Other Diagnostic Studies
Other diagnostic studies in patients with cystic fibrosis include sweat chloride test (measures the chloride content of the sweat) and nasal potential differences (performed by running different solutions through the nose) which used to detect changes in CFTR function. A sweat chloride value of more than 59 mmol/L is diagnostic for cystic fibrosis and less than 30 mmol/L indicates that cystic fibrosis is unlikely. Also Pulmonary function test (PFT) is important in monitoring lung function in patients with cystic fibrosis. However, it is only an indirect measure of lung structure and is insensitive to local or early damage.
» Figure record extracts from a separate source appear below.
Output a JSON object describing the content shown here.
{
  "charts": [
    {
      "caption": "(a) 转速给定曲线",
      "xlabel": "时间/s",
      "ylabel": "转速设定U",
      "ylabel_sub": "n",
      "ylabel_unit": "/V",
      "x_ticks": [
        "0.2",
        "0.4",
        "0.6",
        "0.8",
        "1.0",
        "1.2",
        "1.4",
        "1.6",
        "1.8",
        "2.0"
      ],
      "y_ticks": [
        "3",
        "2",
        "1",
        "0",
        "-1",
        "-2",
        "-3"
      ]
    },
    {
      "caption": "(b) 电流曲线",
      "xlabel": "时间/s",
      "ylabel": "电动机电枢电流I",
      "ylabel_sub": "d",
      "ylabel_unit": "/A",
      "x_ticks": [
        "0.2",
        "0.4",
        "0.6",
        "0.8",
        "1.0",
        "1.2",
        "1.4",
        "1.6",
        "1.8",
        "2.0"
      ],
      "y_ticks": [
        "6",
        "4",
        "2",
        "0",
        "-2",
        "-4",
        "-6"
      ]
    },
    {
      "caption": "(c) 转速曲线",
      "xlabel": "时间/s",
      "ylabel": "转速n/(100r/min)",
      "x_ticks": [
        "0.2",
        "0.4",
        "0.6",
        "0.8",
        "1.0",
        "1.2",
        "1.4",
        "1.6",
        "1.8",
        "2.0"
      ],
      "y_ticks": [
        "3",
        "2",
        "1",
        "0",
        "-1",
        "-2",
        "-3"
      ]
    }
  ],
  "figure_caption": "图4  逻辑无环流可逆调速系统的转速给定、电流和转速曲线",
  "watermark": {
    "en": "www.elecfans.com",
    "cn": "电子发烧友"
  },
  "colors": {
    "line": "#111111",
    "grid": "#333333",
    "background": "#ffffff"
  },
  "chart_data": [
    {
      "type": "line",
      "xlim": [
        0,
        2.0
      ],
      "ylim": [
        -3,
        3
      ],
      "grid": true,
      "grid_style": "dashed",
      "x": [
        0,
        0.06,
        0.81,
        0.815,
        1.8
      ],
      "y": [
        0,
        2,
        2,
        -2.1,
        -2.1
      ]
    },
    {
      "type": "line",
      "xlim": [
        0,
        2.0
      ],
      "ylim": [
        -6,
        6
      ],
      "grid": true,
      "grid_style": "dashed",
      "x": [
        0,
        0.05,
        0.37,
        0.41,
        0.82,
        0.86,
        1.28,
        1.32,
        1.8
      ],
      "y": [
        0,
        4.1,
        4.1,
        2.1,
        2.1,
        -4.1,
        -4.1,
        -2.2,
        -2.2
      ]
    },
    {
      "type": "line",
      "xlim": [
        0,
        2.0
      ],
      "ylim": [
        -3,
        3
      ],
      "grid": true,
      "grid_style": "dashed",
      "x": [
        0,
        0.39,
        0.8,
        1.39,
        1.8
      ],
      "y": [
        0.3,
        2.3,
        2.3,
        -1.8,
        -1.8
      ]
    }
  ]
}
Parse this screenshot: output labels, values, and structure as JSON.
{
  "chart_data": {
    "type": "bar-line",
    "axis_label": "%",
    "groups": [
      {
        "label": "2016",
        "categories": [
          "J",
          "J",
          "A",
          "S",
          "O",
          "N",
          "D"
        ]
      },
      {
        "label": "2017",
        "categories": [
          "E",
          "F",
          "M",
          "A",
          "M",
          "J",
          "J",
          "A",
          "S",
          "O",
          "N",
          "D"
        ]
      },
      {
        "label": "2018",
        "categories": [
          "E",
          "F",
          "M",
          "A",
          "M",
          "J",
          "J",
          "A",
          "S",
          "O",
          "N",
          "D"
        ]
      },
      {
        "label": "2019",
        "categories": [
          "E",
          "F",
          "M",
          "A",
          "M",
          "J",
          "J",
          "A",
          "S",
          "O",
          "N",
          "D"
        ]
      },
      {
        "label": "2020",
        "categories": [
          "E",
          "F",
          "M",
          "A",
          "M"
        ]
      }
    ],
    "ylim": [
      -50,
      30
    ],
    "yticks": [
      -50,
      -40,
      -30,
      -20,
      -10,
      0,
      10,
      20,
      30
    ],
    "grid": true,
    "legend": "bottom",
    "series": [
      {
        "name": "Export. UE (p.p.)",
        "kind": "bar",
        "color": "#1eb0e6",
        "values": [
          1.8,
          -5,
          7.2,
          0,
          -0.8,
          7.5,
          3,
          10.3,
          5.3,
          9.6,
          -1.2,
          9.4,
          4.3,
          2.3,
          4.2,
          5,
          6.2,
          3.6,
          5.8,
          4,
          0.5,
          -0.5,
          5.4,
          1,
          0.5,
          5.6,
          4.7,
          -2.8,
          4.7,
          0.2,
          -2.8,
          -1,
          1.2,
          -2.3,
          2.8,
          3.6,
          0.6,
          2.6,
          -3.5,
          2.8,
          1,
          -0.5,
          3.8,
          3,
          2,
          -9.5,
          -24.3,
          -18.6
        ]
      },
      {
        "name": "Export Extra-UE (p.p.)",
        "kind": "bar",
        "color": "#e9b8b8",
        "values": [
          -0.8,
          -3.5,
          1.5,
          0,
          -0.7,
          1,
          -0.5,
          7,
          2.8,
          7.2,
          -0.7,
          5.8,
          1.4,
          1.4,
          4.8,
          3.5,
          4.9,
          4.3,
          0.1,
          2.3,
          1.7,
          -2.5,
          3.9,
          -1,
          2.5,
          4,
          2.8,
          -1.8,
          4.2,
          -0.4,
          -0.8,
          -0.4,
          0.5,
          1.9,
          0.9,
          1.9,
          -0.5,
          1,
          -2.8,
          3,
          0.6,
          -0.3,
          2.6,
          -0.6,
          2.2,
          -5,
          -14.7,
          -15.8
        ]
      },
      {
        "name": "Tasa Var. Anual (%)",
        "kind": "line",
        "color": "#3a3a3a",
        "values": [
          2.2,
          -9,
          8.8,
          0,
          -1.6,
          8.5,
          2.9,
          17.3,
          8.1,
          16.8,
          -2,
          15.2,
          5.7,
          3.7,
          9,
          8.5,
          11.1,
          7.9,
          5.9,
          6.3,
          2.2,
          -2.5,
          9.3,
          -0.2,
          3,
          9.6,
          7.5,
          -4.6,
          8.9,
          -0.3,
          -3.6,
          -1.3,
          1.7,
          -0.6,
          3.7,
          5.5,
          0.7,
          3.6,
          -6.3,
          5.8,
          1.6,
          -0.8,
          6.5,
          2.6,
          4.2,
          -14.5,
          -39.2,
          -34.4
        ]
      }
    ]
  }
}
Medical treatments for patients with cystic fibrosis has targeted following consequences of the defect such as GI and pulmonary mucus plugging and infection. Treatment include mucolytic agents (dornase alfa, N-acetyl-L-cysteine), airway surface rehydration (hypertonic saline, osmotic agents), anti-infective agents (for prophylaxis, eradication of early infection and suppression of chronic infection), anti-inflammatory agents (NSAIDs, inhaled corticosteroids, LTB4 receptor antagonists and Azithromycin) and potentiators of CFTR protein defect.
Cystic fibrosis patients with a large pneumothorax should undergo chest tube insertion and even surgical pleurodesis in case of recurrent large pneumothorax. When medical treatment for pulmonary complications fails, lung transplantation is the only option.
There is no known way for the primary prevention of cystic fibrosis.
In cystic fibrosis secondary prevention include airway clearance techniques, dornase alpha, hypertonic saline, antibiotics, immunizations, physical activity, nutritional support for pancreatic insufficiency and extra salt and water.